Mexican practice Rojkind Arquitectos and Danish practice BIG has won a competition to design a new 3,500 sq m branch of the Tamayo Museum on the outskirts of Atizapan, Mexico.
The cross shaped building is set into a steep hillside and cantilevered out over the edge of the site to create shaded social areas underneath the exhibition space.
A permeable brick façade allows the building to use natural ventilation and filters out the sunlight.
It is named after Mexican artist Rufino Tamayo, whose private collection is housed at the existing Tamayo Contemporary Art Museum in Mexico City.
It is designed to look like an unfolded opened box and will provide art exhibition spaces alongside storage, packing and restoration facilities that will also be open to the public.
The cross shaped building is set into a steep hillside and cantilevered out over the edge of the site to create shaded social areas underneath the exhibition space.

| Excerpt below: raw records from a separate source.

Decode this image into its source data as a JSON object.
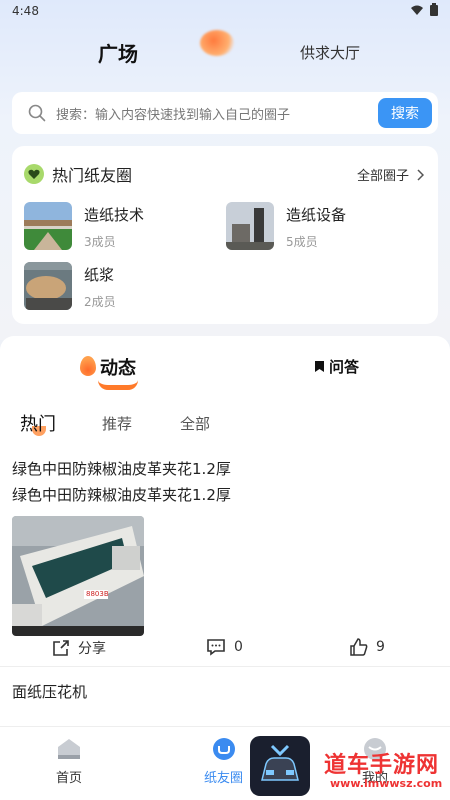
{
  "status": {
    "time": "4:48"
  },
  "header": {
    "tab_main": "广场",
    "tab_supply": "供求大厅"
  },
  "search": {
    "placeholder": "搜索：输入内容快速找到输入自己的圈子",
    "button": "搜索"
  },
  "hot_circles": {
    "title": "热门纸友圈",
    "all_link": "全部圈子",
    "items": [
      {
        "name": "造纸技术",
        "members": "3成员"
      },
      {
        "name": "造纸设备",
        "members": "5成员"
      },
      {
        "name": "纸浆",
        "members": "2成员"
      }
    ]
  },
  "feed": {
    "tab_dynamic": "动态",
    "tab_qa": "问答",
    "sub_tabs": [
      "热门",
      "推荐",
      "全部"
    ],
    "posts": [
      {
        "line1": "绿色中田防辣椒油皮革夹花1.2厚",
        "line2": "绿色中田防辣椒油皮革夹花1.2厚",
        "image_label": "8803B",
        "share": "分享",
        "comments": "0",
        "likes": "9"
      },
      {
        "line1": "面纸压花机"
      }
    ]
  },
  "bottom_nav": {
    "home": "首页",
    "circle": "纸友圈",
    "mine": "我的"
  },
  "watermark": {
    "title": "道车手游网",
    "url": "www.lmwwsz.com"
  },
  "colors": {
    "accent": "#3b95f5",
    "orange": "#ff7a2a",
    "green_badge": "#a8d96b"
  }
}
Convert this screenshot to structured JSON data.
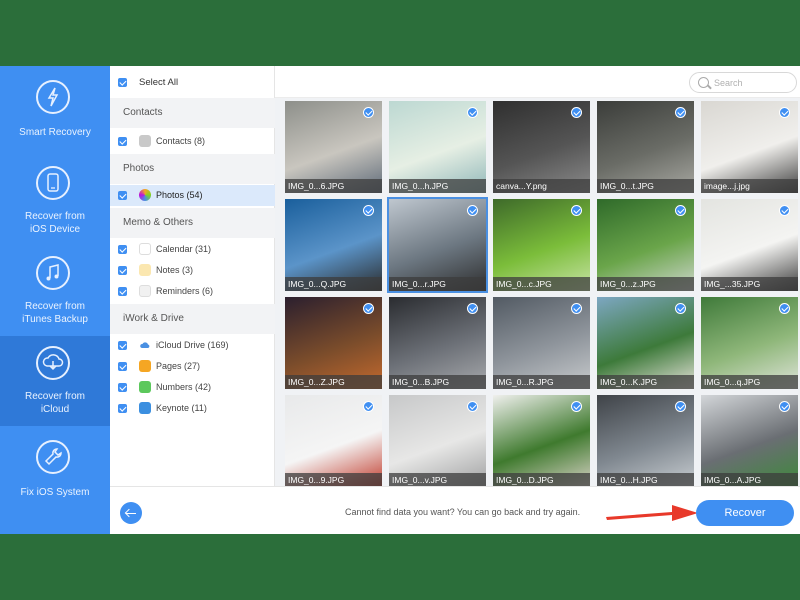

Bjarke Ingels, project architect at BIG, said: “When you ask contemporary artists what kind of space they would prefer to exhibit their work in – they almost always describe old industrial warehouses or loft spaces.
On the other hand the museum director or the mayor might want an icon to attract visitors. So museum design is often caught in a dilemma between the artists' demand for functional simplicity and the museum’s (and architect’s) desire to create a landmark.
The cantilevering cross is the literal materialization of the cruciform functional diagram – devoid of any artistic interpretation. Museo Tamayo Extension Atizapan becomes the embodiment of pure function and pure symbol at the same time.”